Il sole spandeva ovunque i suoi raggi d'oro e fuoco in un glorioso tramonto. Nuvole sfilacciate ardevano nel cielo estivo ormai viola e arancione; il mare era una distesa nera e blu spezzata dai bronzei raggi del sole riflessi dalle onde.
La scogliera bianca, limite ovest dell'isola, era spazzata dal vento che veniva verso il mare. Un ragazzo era seduto sull'orlo del precipizio, i lunghi capelli all'aria; fissava il mare combattere incessante contro la roccia quasi cento metri più sotto, mentre il sole scendeva sempre più sull'orizzonte.

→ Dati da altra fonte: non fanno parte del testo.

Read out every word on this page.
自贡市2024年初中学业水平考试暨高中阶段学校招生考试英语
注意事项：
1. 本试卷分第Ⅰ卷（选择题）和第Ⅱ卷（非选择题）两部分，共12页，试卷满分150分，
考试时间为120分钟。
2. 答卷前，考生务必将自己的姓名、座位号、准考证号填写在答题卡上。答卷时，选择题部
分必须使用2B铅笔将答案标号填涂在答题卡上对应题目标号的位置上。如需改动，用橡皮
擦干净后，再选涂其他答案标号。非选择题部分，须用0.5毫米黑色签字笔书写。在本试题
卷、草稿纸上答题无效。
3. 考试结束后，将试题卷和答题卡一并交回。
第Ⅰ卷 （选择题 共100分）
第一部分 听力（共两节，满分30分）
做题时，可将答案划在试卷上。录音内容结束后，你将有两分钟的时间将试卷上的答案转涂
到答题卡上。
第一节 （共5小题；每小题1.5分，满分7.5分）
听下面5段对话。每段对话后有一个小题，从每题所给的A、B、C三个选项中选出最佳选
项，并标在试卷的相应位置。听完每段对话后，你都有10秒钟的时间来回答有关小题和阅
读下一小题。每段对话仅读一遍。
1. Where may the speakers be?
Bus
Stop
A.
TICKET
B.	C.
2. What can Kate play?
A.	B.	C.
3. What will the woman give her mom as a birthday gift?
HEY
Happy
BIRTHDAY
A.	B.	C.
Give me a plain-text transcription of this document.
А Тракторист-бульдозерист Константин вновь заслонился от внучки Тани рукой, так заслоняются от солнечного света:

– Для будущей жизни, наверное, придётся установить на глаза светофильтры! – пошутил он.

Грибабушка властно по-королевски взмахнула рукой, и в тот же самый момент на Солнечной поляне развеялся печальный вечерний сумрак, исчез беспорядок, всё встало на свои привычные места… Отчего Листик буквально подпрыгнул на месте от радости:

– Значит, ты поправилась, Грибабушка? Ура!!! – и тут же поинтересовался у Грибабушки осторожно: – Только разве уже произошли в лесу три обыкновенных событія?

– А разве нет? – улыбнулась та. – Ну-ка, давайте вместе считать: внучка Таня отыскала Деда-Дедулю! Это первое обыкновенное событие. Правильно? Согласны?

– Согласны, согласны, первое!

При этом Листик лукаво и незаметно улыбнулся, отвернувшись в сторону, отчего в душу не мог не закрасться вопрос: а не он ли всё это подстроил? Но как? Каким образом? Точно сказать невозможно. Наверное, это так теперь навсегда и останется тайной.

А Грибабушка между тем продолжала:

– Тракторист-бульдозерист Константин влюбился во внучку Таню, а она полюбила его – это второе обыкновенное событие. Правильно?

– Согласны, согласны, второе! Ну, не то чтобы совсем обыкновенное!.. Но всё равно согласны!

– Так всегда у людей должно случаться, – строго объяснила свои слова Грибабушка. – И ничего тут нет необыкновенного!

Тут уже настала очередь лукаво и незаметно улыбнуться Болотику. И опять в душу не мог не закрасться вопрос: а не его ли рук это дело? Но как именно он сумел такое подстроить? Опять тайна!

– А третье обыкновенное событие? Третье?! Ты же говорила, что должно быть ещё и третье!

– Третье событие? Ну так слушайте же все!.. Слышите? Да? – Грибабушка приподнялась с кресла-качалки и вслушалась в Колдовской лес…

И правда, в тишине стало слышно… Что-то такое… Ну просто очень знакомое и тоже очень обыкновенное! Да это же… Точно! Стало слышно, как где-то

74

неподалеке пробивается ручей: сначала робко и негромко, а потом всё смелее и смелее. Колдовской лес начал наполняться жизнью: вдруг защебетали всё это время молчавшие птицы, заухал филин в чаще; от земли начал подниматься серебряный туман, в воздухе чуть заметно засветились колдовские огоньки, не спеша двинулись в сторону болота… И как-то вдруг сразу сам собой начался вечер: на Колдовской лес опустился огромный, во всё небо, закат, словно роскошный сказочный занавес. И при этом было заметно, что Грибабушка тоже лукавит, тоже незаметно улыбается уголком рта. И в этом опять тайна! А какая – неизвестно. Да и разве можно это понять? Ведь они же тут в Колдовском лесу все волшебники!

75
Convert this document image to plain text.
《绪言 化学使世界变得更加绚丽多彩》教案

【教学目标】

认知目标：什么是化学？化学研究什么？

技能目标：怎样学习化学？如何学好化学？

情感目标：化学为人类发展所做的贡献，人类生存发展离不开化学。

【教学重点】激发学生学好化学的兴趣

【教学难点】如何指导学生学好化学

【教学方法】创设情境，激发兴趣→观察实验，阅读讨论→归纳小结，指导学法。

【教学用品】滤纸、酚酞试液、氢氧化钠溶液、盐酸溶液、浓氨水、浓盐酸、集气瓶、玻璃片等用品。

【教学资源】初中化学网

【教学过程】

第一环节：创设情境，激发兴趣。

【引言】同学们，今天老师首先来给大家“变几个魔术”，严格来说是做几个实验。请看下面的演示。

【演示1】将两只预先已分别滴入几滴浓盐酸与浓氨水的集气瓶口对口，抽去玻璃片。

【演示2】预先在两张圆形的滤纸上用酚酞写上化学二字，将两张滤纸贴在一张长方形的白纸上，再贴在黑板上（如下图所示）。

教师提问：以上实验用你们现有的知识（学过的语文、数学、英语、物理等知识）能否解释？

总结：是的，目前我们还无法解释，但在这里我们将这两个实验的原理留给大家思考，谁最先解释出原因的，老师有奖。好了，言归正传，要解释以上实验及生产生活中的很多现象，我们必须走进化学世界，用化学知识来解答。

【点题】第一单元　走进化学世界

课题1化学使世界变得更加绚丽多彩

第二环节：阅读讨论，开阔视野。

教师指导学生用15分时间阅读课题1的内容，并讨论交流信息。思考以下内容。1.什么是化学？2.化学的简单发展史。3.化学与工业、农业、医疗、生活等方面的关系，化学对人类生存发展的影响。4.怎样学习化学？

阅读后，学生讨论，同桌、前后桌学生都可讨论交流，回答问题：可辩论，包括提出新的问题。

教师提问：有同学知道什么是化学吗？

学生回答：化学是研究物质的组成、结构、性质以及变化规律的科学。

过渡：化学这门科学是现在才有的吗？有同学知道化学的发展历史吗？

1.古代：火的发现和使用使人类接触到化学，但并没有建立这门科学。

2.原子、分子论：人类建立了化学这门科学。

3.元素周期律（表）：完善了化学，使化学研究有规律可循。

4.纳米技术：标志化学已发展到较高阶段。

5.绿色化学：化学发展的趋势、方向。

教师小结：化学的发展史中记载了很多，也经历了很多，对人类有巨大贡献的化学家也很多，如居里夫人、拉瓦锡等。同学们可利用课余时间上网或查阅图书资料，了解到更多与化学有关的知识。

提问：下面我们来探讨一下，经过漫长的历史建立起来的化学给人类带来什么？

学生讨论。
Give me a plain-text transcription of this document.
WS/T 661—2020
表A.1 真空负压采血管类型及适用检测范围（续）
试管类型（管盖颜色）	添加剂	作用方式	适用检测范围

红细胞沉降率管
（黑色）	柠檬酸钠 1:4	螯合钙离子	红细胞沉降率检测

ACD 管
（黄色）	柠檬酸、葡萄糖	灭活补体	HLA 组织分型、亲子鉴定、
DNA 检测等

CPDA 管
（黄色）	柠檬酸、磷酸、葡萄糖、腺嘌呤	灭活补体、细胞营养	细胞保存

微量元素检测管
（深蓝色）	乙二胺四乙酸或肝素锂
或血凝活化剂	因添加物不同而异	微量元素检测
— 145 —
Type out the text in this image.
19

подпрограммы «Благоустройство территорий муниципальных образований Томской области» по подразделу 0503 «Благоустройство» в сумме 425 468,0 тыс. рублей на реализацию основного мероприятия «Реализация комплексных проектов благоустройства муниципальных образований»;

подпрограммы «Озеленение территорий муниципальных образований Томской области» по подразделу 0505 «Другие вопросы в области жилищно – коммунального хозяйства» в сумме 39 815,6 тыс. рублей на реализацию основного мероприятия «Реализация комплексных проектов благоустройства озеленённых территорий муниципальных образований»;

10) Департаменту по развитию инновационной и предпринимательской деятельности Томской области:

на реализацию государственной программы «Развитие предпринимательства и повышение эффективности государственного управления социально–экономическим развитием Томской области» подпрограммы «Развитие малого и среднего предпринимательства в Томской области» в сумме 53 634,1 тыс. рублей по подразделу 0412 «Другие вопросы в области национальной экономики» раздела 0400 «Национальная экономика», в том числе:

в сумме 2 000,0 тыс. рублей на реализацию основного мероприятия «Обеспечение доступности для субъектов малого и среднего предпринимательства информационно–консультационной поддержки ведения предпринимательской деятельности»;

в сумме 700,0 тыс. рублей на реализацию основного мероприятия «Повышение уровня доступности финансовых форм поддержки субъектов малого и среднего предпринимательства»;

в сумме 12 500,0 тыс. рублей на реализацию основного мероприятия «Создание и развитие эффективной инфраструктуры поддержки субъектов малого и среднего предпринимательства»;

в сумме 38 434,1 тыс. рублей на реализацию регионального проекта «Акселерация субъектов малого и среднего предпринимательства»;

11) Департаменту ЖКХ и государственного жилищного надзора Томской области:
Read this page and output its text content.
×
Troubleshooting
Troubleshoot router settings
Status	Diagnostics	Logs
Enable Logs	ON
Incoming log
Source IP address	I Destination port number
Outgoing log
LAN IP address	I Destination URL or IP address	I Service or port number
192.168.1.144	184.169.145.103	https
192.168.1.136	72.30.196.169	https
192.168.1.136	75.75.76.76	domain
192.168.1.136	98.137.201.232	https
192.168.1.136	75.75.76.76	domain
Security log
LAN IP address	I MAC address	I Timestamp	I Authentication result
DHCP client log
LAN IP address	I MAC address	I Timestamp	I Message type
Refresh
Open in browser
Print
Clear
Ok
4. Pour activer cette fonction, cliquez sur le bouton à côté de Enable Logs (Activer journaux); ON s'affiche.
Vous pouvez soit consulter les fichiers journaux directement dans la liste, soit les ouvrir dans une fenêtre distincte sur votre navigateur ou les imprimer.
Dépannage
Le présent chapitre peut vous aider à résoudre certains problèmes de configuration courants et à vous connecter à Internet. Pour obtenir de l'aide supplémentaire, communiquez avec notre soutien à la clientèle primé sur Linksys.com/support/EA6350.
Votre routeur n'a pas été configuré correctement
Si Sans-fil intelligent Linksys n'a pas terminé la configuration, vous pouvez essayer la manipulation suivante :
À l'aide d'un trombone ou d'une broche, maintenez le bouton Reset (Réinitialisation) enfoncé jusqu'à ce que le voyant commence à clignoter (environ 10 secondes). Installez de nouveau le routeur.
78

Amava quel luogo. Amava il vento, e i colori del cielo estivo, che al crepuscolo passava dall'azzurro al rosa dorato al viola al blu, e infine diventava nero mentre le stelle si accendevano una a una. E anche la solitudine, finalmente, dopo un'intensa giornata di lavoro.
Quel giorno gli era toccato il turno di guardia. Lui odiava fare la guardia, e naturalmente Temeh lo sapeva. Ogni volta che poteva, gli affibbiava più turni possibile. Quel giorno aveva dovuto stare per l'intero pomeriggio di vedetta sulla torre di segnalazione a est. Lui amava muoversi, correre, combattere; esplorare l'isola e cacciare. Ma Temeh lo odiava, ed era sempre così.
Veniva sempre lì, sulla scogliera, quando era nervoso. Quel panorama aveva il potere di calmarlo. Si sorprendeva a riflettere, a immaginare: chissà cosa c'era al di là del mare. Avrebbe tanto voluto andarci... avrebbe tanto voluto scappare, andarsene da quella maledetta isola, essere libero da Temeh. Anche i Regni lo incuriosivano, sapeva che era da là che veniva, e voleva vederli.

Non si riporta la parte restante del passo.